Tourism in a world with pandemics: local-global responsibility and action
This article draws on past research on the spread of other diseases, as well as emergent news about the novel coronavirus, to explore the impact of pandemics on the tourism industry. A series of practical recommendations about how tourism stakeholders can navigate the pandemic are suggested: manage misinformation; collaboration and coordinated action; and assessing monetary and non-monetary impacts of pandemics.
This article draws on past research on the spread of other disease outbreaks including SARS and Ebola, as well as emergent news about the novel coronavirus, to explore the impact of pandemics on tourism. It advises that stakeholders in the tourism industry should take a proactive approach to crisis management, given the spread of disease outbreaks and pandemics is likely to become more commonplace in an increasingly globally-connected world. A series of practical recommendations about how tourism stakeholders can navigate pandemics are suggested. First, it is advised that tourism stakeholders should manage the misinformation that can spread during pandemics, which can lead to discrimination towards and fear of certain countries. Stakeholders should also ensure they are well informed during any disease outbreaks to reduce the spread of misinformation.
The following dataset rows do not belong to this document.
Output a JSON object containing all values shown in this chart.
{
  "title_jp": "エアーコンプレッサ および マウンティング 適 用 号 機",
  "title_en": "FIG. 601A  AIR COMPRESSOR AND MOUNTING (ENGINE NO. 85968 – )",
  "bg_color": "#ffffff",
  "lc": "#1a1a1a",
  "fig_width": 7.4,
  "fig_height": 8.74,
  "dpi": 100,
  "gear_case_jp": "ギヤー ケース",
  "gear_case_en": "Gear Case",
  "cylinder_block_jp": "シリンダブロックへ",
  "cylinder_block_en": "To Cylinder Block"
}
Second, greater collaboration between stakeholders in the industry is encouraged to enable knowledge exchange and better coordination of crisis management and recovery plans and actions.
In a little more detail at a local level, the authors suggest the need for:
- “Strong linkages between hospitality and tourism businesses, destination management organizations and public health authorities (there is strong reliance on local health authorities for surveillance, monitoring and treatment of this novel coronavirus).
- Support for the population groups facing discrimination and racism by the hospitality and tourism industry…
- Local residents and other important tourism stakeholders (including tourists and service providers) to be well informed and to exercise an ethic of care toward groups that stand to be marginalized, excluded and misrepresented due to their ethnicity or origin.”
Finally, it is suggested that both monetary and non-monetary (e.g. social) impacts of pandemics are assessed, and lessons learned from past outbreaks, such as the need for service providers being fully informed, open communication channels between diverse stakeholders, and care shown towards local residents and communities, particularly at the beginning of outbreaks.